La construction des centrales nucléaires belges a été financée par l’État. Les citoyens ont amorti une deuxième fois leur prix de fabrication en payant chaque mois leurs factures d’électricité à une firme devenue privée à 100% entre les mains de GDF Suez[13] en 2003. N’est-il pas temps que les citoyens reprennent la main sur cette question démocratique : les profits de producteurs d’électricité sont-ils prioritaires sur la santé et la sécurité du peuple ?


[1] Le Forum nucléaire est un lobby qui assure la promotion du nucléaire civil et de la prolongation de la durée de vie des vieilles centrales. Il regroupe, entre autre, AREVA, EDF, Synatom, Westinghouse et Electrabel.

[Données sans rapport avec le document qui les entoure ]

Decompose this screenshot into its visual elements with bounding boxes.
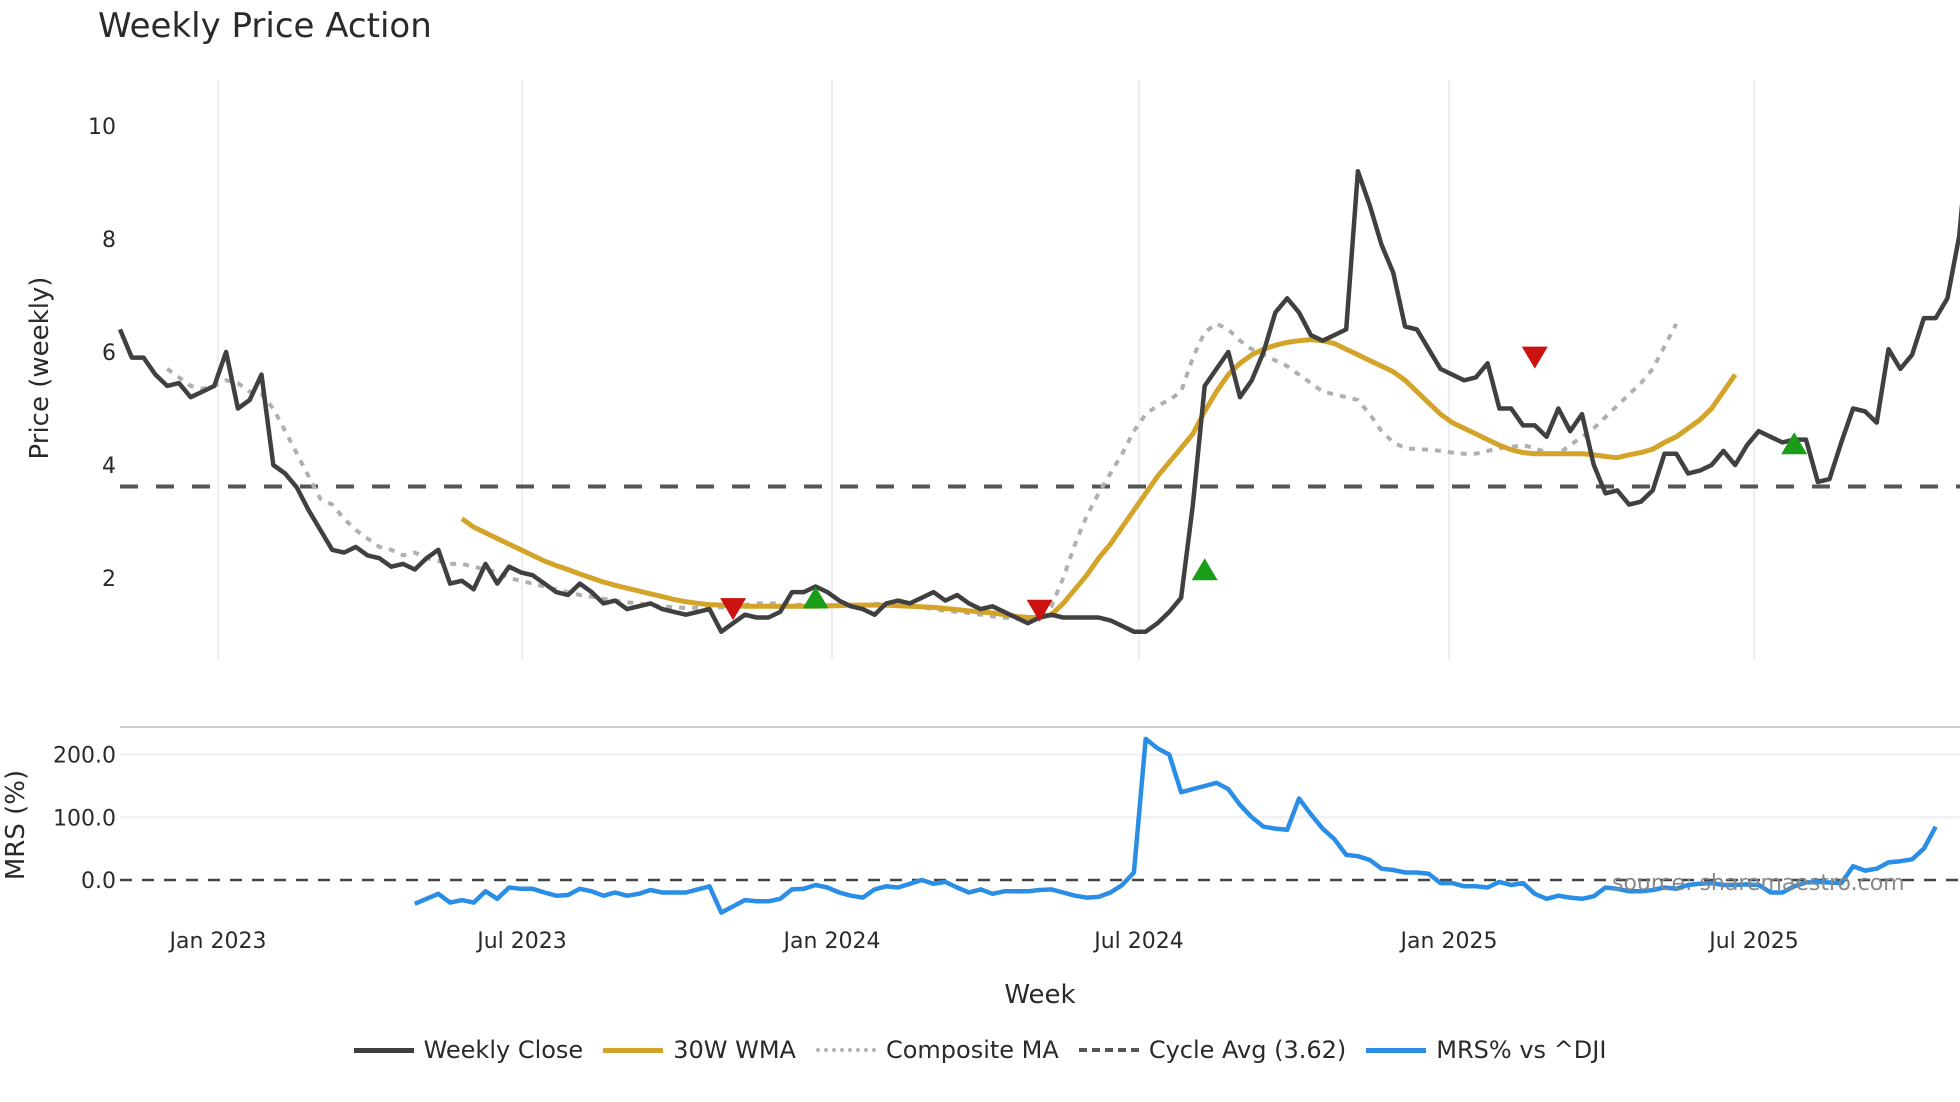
legend-item-close[interactable]: Weekly Close [353,1036,584,1064]
x-tick-label: Jan 2025 [1399,929,1498,954]
price-y-axis-ticks: 2 4 6 8 10 [88,115,116,592]
gridlines [120,80,1960,819]
y-tick-label: 10 [88,115,116,140]
legend-swatch-icon [1078,1048,1139,1052]
legend-swatch-icon [353,1047,414,1053]
sell-signal-down-triangle-icon [1026,599,1053,622]
signal-markers [720,346,1808,622]
legend-label: Cycle Avg (3.62) [1148,1036,1347,1064]
legend-item-composite[interactable]: Composite MA [815,1036,1059,1064]
y-tick-label: 8 [102,228,116,253]
wma-30w-line [460,337,1738,620]
y-tick-label: 6 [102,341,116,366]
series-lines [117,168,1960,915]
buy-signal-up-triangle-icon [802,586,829,609]
x-tick-label: Jul 2023 [475,929,567,954]
x-axis-ticks: Jan 2023 Jul 2023 Jan 2024 Jul 2024 Jan 2025… [168,929,1799,954]
sell-signal-down-triangle-icon [720,598,747,621]
buy-signal-up-triangle-icon [1781,432,1808,455]
mrs-y-axis-ticks: 0.0 100.0 200.0 [53,744,116,894]
x-axis-title: Week [1004,980,1075,1010]
sell-signal-down-triangle-icon [1521,346,1548,369]
legend-swatch-icon [603,1047,664,1053]
legend-label: Weekly Close [423,1036,584,1064]
legend-item-mrs[interactable]: MRS% vs ^DJI [1366,1036,1606,1064]
legend-label: Composite MA [885,1036,1059,1064]
composite-ma-line [166,321,1679,621]
legend-swatch-icon [815,1048,876,1052]
buy-signal-up-triangle-icon [1191,558,1218,581]
chart-title: Weekly Price Action [98,6,432,46]
y-tick-label: 2 [102,567,116,592]
legend-item-cycle[interactable]: Cycle Avg (3.62) [1078,1036,1347,1064]
mrs-tick-label: 0.0 [81,869,116,894]
mrs-line [413,736,1938,915]
weekly-close-line [117,168,1960,634]
x-tick-label: Jan 2024 [782,929,881,954]
x-tick-label: Jan 2023 [168,929,267,954]
legend-swatch-icon [1366,1047,1427,1053]
x-tick-label: Jul 2025 [1707,929,1799,954]
source-watermark: source: sharemaestro.com [1612,871,1905,896]
x-tick-label: Jul 2024 [1092,929,1184,954]
price-y-axis-title: Price (weekly) [25,277,55,460]
mrs-tick-label: 100.0 [53,806,116,831]
legend-label: 30W WMA [673,1036,796,1064]
y-tick-label: 4 [102,454,116,479]
legend-label: MRS% vs ^DJI [1436,1036,1607,1064]
legend: Weekly Close 30W WMA Composite MA Cycle Avg… [0,1036,1960,1064]
mrs-y-axis-title: MRS (%) [1,770,31,880]
legend-item-wma[interactable]: 30W WMA [603,1036,796,1064]
mrs-tick-label: 200.0 [53,744,116,769]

[2] Il s’agit en réalité d’une consultation populaire abusivement désignée “référendum”, lancée par la commune d’Andenne.

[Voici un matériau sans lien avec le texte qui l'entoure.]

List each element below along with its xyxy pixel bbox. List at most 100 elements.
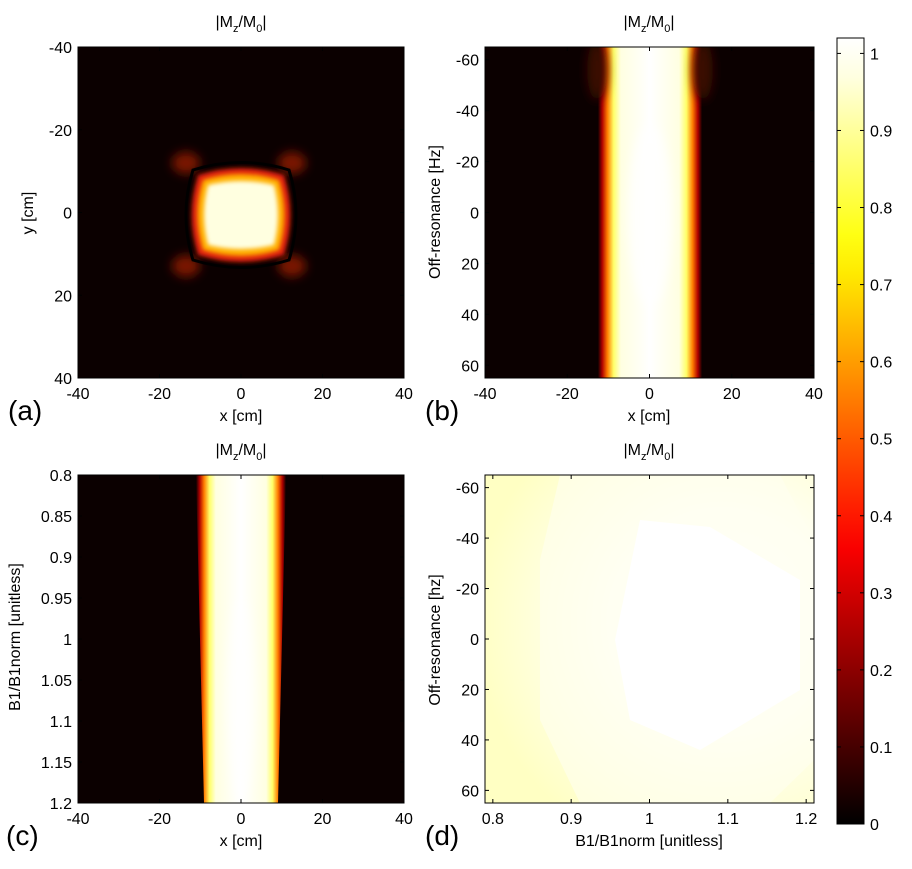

[3] Des sidérurgistes en grève et leurs organisations prennent part au mouvement, alors que leurs patrons qui ferment les usines cherchent à les reclasser sur les chantiers de la centrale de Chooz.

[4] Test visant à isoler le réacteur du circuit de production électrique externe.

[5] Des militaires, des pompiers, des scientifiques, des pilotes, des ouvriers ont été dépêchés à Tchernobyl par centaines de milliers. Souvent ils étaient désignés volontaires et n’étaient pas informés de la nature de leur travail et de sa dangerosité. Quand ils étaient informés, ils étaient fortement mis sous pression et leur appartenance au Parti Communiste était en jeu. Certains ont été volontaires “parce que nous étions communistes” (Svetlana Alexiévitch, La Supplication : Tchernobyl, chroniques du monde après l’apocalypse, trad. de Galia Ackerman et Pierre Lorrain, Lattès, 1999.

[6] Le Röntgen est l’unité de mesure utilisée en 1986. La dose mortelle pour un adulte moyen est de 500 Röntgen par an.

[7] On appelle Liquidateurs les héros soviétiques qui ont participé à circonscrire les effets de la catastrophe de Tchernobyl dans la zone d’exclusion de 30 Km autour de la centrale.

[8] Trois des documents qui permettent d’entrevoir l’ampleur de la situation. “La bataille de Tchernobyl, hommage aux liquidateurs” (disponible sur Youtube) ; Témoignages rassemblés par Svetlana Alexiévitch dans La supplication; le livre de Galia Ackerman Traverser Tchernobyl. Un bel hommage est aussi rendu dans le film de fiction La terre outragée.

[9] Opérateur du fameux mensonge d’Etat sur l’arrêt du nuage à la frontière française…

[10] i.e. article de Luc Gilson, le 25-11-1986 dans le journal La Cité.

[11] https://www.forumnucleaire.be/energie/fukushima

[12] Communiqué de presse du 3 décembre 2014.

[13] En 1988 GDF Suez s’était approprié 55% du capital de la société à l’occasion d’un “raid amical”.